Daudi le había cubierto la cara regordeta con una toalla del consultorio externo.
— Bwana, traté de detenerlo cubriéndole la boca con la mano — explicó jadiendo — , pero me mordió, de modo que lo estoy aquietando con la toalla.
Un gruñido salió del hombre tirado en el suelo.
Me incliné y dije:
— Sáquenle la toalla por un minuto, Daudi — y dirigiéndome a Mafuta dije — . No te atrevas a levantar la voz.
En un tono chirriante dijo:
— Pero, Bwana, ella se va a morir. Y si se muere, piénsalo, quedo hecho un hombre pobre. Y Bwana, si soy pobre, ¿qué voy a hacer? ¿qué voy a hacer?
No siguió hablando, porque la toalla le volvió a tapar la boca y su protesta se ahogó en un gorgoteo. Fui al dispensario, tomé mi farol y busqué hasta que pude encontrar un frasco apropiado y le di una buena dosis de bromuro. Vigilé personalmente que lo absorbiera y luego indiqué que se lo llevaran de nuevo a la cama. Entonces miré a Kefa.
— Quédate con él hasta que se duerma. No lo dejes por ninguna razón. Ahora iré a ver qué daño le ha hecho a su hija con esos gritos.
En la sala de recuperación, Sechelela estaba vigilando a Perisi. La anciana enfermera africana pareció darse cuenta de que venía alguien y sacando la cabeza por la ventana, al verme, puso sus dedos sobre los labios.
— Bwana, ese ruido la ha molestado –dijo — . Está aquí medio dormida, medio despierta. Pero creo que volverá a dormirse. Está murmurando: “¿Qué voy a hacer?”
Fui hasta la cama silenciosamente y me incliné sobre ella. Perisi estaba consciente y me dijo en inglés:
— Bwana, tengo la boca tan seca como la suela de una sandalia.
Se pasó la lengua por los labios resquebrajados.
Alcancé un vaso de agua hasta sus labios y ella sorbió algo.
— Jih, Bwana, eso era bueno — dijo, recayendo en las almohadas — . Bwana, no creo que podré dormir. Mira, tengo un dolor muy grande.
— Perisi, estás dolorida, pero debes dormir, porque  ...
Al decirlo, le inyecté morfina.
— Jih, Bwana, — dijo la muchacha — ¿eso me aliviará?
Le hice señas que sí, en medio de la semi-penumbra.
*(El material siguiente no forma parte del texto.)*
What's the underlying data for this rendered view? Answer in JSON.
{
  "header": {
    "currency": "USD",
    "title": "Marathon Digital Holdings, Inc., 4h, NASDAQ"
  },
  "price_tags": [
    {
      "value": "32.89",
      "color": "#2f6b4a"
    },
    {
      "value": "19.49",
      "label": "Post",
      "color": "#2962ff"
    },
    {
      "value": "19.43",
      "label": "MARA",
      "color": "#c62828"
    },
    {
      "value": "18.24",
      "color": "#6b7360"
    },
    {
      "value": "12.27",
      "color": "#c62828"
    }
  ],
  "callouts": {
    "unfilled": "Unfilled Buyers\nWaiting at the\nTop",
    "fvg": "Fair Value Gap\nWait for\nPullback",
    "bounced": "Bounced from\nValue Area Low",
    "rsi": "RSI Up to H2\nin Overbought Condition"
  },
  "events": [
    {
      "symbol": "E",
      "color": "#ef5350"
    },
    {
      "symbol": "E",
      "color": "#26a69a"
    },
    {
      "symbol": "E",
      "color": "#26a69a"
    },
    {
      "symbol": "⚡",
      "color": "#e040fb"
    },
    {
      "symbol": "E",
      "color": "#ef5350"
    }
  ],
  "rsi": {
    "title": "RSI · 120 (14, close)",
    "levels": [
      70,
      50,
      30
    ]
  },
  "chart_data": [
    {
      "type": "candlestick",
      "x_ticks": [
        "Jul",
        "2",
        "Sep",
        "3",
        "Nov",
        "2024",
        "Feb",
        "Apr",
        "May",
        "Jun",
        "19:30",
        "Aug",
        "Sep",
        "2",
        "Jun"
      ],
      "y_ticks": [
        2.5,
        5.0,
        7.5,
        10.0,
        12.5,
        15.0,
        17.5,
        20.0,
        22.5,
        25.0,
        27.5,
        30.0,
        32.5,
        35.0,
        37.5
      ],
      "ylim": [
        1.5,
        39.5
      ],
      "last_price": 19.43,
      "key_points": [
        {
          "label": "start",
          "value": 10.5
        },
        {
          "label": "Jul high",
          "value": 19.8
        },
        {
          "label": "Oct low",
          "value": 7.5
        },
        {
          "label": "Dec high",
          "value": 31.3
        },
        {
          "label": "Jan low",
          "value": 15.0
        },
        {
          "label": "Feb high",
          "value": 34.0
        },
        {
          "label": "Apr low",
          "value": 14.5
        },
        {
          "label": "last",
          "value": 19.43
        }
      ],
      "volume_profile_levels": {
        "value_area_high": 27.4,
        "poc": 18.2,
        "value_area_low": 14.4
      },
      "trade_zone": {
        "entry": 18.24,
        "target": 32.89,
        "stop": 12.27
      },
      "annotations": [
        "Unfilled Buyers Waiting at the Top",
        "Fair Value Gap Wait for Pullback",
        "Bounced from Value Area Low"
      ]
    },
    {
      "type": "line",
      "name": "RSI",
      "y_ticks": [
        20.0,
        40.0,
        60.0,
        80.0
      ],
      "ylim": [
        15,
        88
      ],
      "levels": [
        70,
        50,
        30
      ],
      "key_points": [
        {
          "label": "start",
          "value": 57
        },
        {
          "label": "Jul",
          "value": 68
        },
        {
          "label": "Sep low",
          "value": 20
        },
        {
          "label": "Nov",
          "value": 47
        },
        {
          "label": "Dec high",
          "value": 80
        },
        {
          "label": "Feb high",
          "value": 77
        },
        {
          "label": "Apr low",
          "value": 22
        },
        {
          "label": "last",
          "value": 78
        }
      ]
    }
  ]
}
Dejó escapar un leve suspiro y pareció quedar dormida. Quedé allí en aquel silencio profundo de la noche africana. De repente, me di cuenta de que una silueta fuera de la puerta, le llamaba con señas desesperadas. Era Daudi. Fui hasta él en puntas de pie.
— Bwana — murmuró agitado — ¡rápido, ven rápido, corre con toda el alma!